Nearly a quarter of all subprime loans are in delinquency. About 300,000 subprime borrowers are now in some stage of foreclosure, up 8% since last October.
Mortgage servicers are overwhelmed, unable to cope with the sheer numbers of delinquent loans, according to the report. The fact that about two-thirds of all mortgage modification efforts are not completed by the following month is evidence that servicers are falling behind.
"We're finding the servicing system can't manage and re-underwrite millions of loans," Pearce said at a press conference announcing the results. "The case-by-case approach [they're using now] was not designed to handle the numbers of loans they're dealing with."
Delinquent loans headed for foreclosure are "clogging up" the system, slowing the pace of modification efforts and possibly adding to the number of vacant homes in many communities. The report warned that could drive down home prices even more.
There was some good news: More troubled borrowers are getting comprehensive, long-term mortgage modifications. These workouts change the the loan terms, lowering the interest rate, the balance or both to make payments more affordable.
The Working Group also made two recommendations to improve the rate of mortgage modifications: Slow down the foreclosure process to give servicers more time to find solutions for individual borrowers, and take a more systematic approach to modifying loans. That would eliminate some of the intensive case-by-case counseling that is now involved.
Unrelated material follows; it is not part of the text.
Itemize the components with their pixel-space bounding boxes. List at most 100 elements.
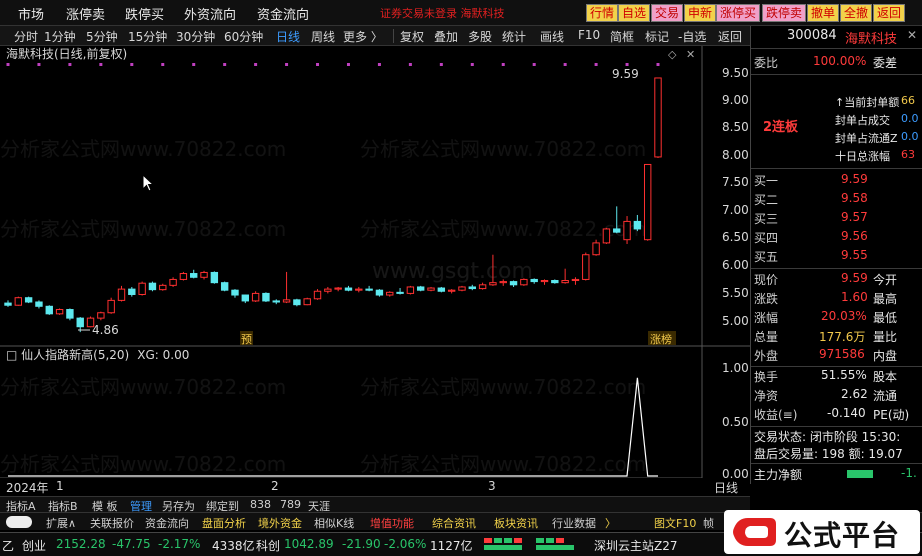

Additionally, the coalition came out in support of efforts to allow bankruptcy judges to reduce mortgage balances to reflect current market values, as well as expanding the role of the Federal Housing Authority in refinancing subprime loans.
The performance of subprime loans has continued to deteriorate, with many of the loans completed in 2006 and 2007 already in default.
For example, 28.5% of subprime adjustable rate mortgages (ARMs) that won't reset until Spring, 2009 are already delinquent. About 21% of these same loans were delinquent in October.